Reader DE points me to this
joke, given by Oxford professor
Peter Donnelly in a 2006 TED talk:
Q: How do you tell the introverted statistician from an extroverted statistician?
A: The extroverted statistician is the one staring at the other person’s shoes.
I note however from his
bio that Peter Donnelly is listed as a mathematician (despite his work in statistical genetics). I recall telling this same joke while I was working department shared by both mathematicians and statisticians, except the subject of the joke was mathematicians. Everyone has their stereotypes, I guess.

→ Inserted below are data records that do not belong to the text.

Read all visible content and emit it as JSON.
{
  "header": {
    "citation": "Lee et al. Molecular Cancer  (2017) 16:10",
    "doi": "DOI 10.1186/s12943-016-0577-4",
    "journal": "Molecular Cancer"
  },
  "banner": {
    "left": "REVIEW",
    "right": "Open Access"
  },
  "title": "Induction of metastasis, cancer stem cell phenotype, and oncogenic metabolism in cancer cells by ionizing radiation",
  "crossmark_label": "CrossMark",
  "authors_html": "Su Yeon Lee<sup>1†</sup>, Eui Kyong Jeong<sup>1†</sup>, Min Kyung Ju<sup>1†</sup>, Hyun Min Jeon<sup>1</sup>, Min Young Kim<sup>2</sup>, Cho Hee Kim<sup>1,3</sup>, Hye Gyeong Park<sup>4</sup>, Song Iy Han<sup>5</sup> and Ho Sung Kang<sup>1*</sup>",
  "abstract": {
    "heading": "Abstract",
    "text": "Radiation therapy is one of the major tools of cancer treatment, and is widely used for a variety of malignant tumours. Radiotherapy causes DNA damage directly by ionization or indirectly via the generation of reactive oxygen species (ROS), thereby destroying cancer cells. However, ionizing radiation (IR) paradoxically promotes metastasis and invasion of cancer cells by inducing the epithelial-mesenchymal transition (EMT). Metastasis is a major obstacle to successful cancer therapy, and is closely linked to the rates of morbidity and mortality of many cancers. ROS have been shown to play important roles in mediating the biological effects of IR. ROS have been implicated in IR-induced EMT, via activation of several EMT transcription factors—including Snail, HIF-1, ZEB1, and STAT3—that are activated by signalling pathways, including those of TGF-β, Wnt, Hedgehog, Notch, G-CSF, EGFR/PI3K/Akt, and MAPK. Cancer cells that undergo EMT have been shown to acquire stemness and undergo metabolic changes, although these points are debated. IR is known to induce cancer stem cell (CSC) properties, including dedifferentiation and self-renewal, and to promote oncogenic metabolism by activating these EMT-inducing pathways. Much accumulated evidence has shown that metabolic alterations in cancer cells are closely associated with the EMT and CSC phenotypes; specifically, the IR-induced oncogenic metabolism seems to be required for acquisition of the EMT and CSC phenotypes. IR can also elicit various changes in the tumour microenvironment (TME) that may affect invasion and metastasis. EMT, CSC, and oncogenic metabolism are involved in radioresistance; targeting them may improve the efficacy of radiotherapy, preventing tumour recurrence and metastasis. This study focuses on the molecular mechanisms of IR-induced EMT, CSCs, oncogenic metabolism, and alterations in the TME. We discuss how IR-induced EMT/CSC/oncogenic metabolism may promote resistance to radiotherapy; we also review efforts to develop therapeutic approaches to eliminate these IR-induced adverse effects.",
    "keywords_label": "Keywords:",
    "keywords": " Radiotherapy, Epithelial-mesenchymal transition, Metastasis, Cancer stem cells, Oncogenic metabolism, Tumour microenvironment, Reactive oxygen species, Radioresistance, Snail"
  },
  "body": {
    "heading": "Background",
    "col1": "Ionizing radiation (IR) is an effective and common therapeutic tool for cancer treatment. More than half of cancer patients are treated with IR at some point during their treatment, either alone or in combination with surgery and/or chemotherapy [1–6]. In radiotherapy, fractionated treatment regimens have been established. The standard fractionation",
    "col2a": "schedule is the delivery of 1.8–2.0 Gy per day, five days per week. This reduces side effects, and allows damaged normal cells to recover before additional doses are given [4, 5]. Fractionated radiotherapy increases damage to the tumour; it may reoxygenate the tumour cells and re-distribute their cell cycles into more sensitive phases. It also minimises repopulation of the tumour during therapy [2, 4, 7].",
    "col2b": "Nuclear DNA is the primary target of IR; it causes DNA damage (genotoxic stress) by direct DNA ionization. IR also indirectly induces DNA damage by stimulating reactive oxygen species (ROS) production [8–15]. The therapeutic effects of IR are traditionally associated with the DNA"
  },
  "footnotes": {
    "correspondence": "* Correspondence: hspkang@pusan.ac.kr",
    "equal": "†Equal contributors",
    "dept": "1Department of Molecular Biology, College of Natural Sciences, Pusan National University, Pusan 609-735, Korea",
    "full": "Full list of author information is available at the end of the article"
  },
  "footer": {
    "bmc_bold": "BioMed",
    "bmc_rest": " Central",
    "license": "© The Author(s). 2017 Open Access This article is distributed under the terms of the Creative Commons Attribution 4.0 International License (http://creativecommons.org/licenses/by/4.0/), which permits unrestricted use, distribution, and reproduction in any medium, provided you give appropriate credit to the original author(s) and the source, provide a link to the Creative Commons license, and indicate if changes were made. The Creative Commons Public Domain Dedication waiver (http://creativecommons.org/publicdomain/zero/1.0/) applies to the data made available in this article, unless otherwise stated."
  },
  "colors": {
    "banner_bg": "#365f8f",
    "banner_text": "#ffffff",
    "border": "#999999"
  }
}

Despite the bad joke, the talk itself is well worth a look. It's an engaging look at common fallacies in statistics and probability, in particular the problem of inverting conditional probabilities (aka the Prosecutor's Fallacy). The example was one I hadn't heard of before, where
Sally Clark, a mother in the UK, was convicted of murder after losing two children to cot death, and a paediatrician citied in expert testimony that the chances of this happening by accident was 1 in 73 million. Not only does this estimate assume independence of the two deaths, it's irrelevant: it
tells us nothing about the relative likelihood of murder versus tragic accident. Sally Clark was later exonerated after two appeals, but adding further to the tragedy
died suddenly in 2007.
On a lighter note, there was also an interesting stats puzzle I hadn't seen before. Imagine tossing a coin repeatedly until a certain sequence of three tosses is seen, say: HTH or HTT. On average, do you think it takes more or fewer tosses to see HTH or HTT, or is the expected count the same? Guess first, and then check the video below for the answer.
The impatient can skip ahead to 5:20 for the answer. (For the record, I guessed wrong.) This kind of problem has important applications in genetics. Finding a specific sequence of ACTG in a genome of millions of base-pairs is a harder problem than tossing coins, but the
R package
Biostrings solves it very efficiently.
When I first heard the joke (maybe a couple of decades ago now), it was directed at actuaries, but I've also heard it with "accountants", "statisticians" (a couple of times) and "mathematicians".
Posted by: GB | August 14, 2009 at 19:46
At this link you can see that the same joke is directed at computer scientists. We may infer that is a joke about introverted geeks.